The time is 188.1 cycles, averaged over all possible inputs. The (accurate) time of my version on codebase is 198.6

To be clear, z=xy or (z3, z2, z1, z0) = (x1, x0) (y1, y0).

;This section performs the 4 sub-multiplies to form ; the partials to be added later in self-mod code. ;Addresses like "x1y0l+1" refer to low(x1*y0) stored ; to the argument of a later "adc #{value}" ;mult8_set_mier_snippet {multiplier} ;mult8_snippet {multiplicand}, {low result}, {high result} +mult8_set_mier_snippet x1 ;17 +mult8_snippet y0, x1y0l+1, x1y0h+1 ;35 +mult8_snippet y1, x1y1l+1, z3 ;32 +mult8_set_mier_snippet x0 ;17 +mult8_snippet "Y", x0y1l+1, "X" ;28 +mult8_snippet y0, z0, "A" ;28 ;results in X=x0y1h and A=x0y0h ;multiply part total: 149-165, average 157 ;z3 z2 z1 clc x0y1l adc #0 ;x0y0h + x0y1l tay ;6 txa x1y0h adc #0 ;x0y1h + x1y0h tax bcc + ;9 inc z3 clc ;(+6) taken 7% of the time + tya x1y0l adc #0 ;+ x1y0l sta z1 ;7 txa x1y1l adc #0 ;+ x1y1l bcc done ;7 inc z3 ;(+4) taken 42% of the time

Column 1 takes 13 cycles, column 2 takes 16 cycles, and column 3 takes 2.1 cycles. The total time to add the partial products is 29-39 with an average of 31.1. The results are returned as a 32-bit result: z3, A(=z2), z1, z0. The total time is 156.96875+31.1=188.06875 (178-204).

sunpazed · on Dec 11, 2023

I’m writing a pinball game in assembly for the original Gameboy, and recently had to hand-craft multiply, division and cosine routines to trade off accuracy for spare cycles. Something like this would have come in handy!!

OnlyMortal · on Dec 11, 2023

I assume you used a table of cosine values bit shifted?

sunpazed · on Dec 12, 2023

Yes, LUTs are your friend. I used to code scene demos on the C64 back in the 90s.

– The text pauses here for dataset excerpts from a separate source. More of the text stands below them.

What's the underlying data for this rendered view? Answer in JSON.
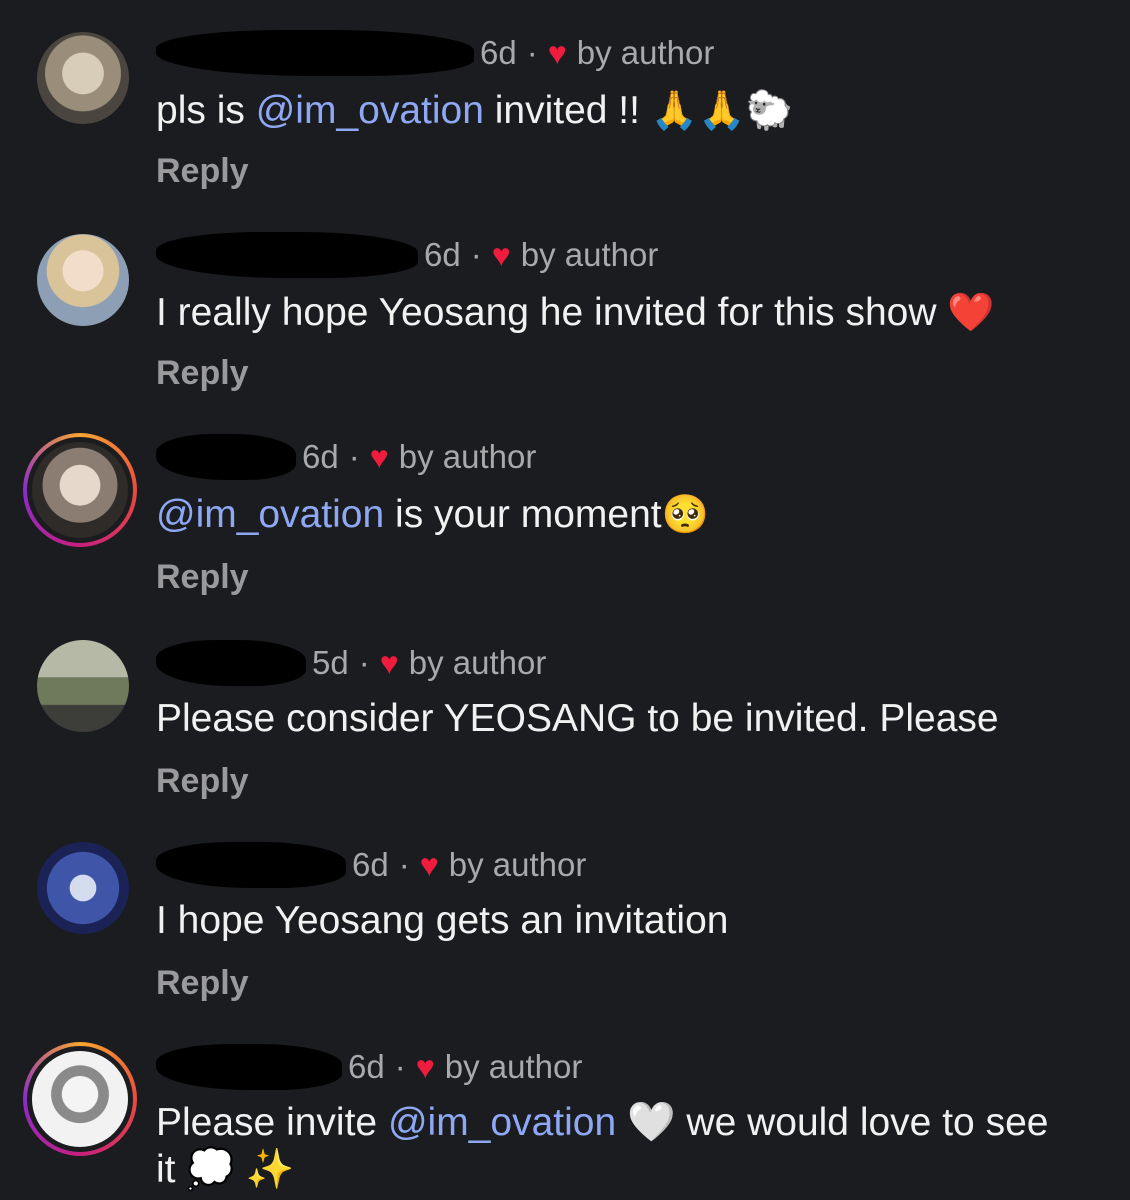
{
  "comments": [
    {
      "time": "6d",
      "by_author": "by author",
      "text_before": "pls is ",
      "mention": "@im_ovation",
      "text_after": " invited !! ",
      "emoji": "🙏🙏🐑",
      "reply": "Reply"
    },
    {
      "time": "6d",
      "by_author": "by author",
      "text_before": "I really hope Yeosang he invited for this show ",
      "mention": "",
      "text_after": "",
      "emoji": "❤️",
      "reply": "Reply"
    },
    {
      "time": "6d",
      "by_author": "by author",
      "text_before": "",
      "mention": "@im_ovation",
      "text_after": " is your moment",
      "emoji": "🥺",
      "reply": "Reply"
    },
    {
      "time": "5d",
      "by_author": "by author",
      "text_before": "Please consider YEOSANG to be invited. Please",
      "mention": "",
      "text_after": "",
      "emoji": "",
      "reply": "Reply"
    },
    {
      "time": "6d",
      "by_author": "by author",
      "text_before": "I hope Yeosang gets an invitation",
      "mention": "",
      "text_after": "",
      "emoji": "",
      "reply": "Reply"
    },
    {
      "time": "6d",
      "by_author": "by author",
      "text_before": "Please invite ",
      "mention": "@im_ovation",
      "text_after": " 🤍  we would love to see",
      "line2": "it 💭 ✨",
      "emoji": "",
      "reply": ""
    }
  ],
  "colors": {
    "background": "#1b1c1f",
    "mention": "#8fa8f5",
    "heart": "#ee1d3d"
  }
}
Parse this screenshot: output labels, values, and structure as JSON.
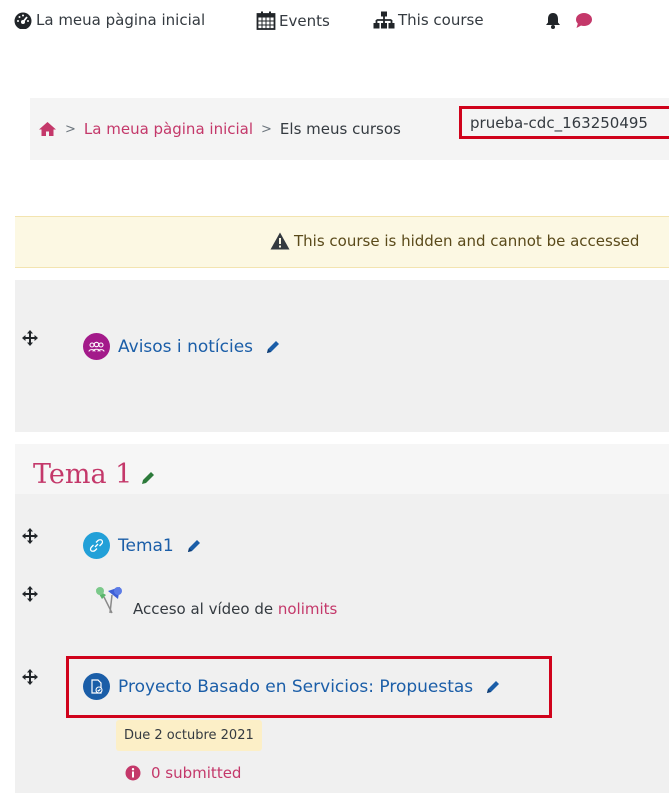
{
  "topnav": {
    "home_label": "La meua pàgina inicial",
    "events_label": "Events",
    "course_label": "This course"
  },
  "breadcrumb": {
    "home_link": "La meua pàgina inicial",
    "courses": "Els meus cursos",
    "current": "prueba-cdc_163250495"
  },
  "alert": {
    "text": "This course is hidden and cannot be accessed"
  },
  "section0": {
    "activities": [
      {
        "name": "Avisos i notícies",
        "icon": "forum-icon"
      }
    ]
  },
  "section1": {
    "title": "Tema 1",
    "activities": [
      {
        "name": "Tema1",
        "icon": "url-link-icon"
      }
    ],
    "label": {
      "text": "Acceso al vídeo de ",
      "link": "nolimits"
    },
    "assignment": {
      "name": "Proyecto Basado en Servicios: Propuestas",
      "due": "Due 2 octubre 2021",
      "submitted": "0 submitted"
    }
  },
  "colors": {
    "brand": "#c4386a",
    "link": "#1b5ea8",
    "highlight": "#d0021b",
    "alert_bg": "#fcf8e3"
  }
}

OnlyMortal · on Dec 14, 2023

http://www.6502.org/source/floats/wozfp1.txt

Might be useful.

OnlyMortal · on Dec 12, 2023

Likewise on the Amiga doing 3D vector demos.

jandrese · on Dec 11, 2023

The graphical error plots for the versions that approximate are a joy to behold. You can clearly see the ringing and how the error bars tend to grow larger with bigger inputs.

Dwedit · on Dec 12, 2023

If you want to multiply by a constant, you instead do Bitsifts and Additions/Subtrations in a particular sequence.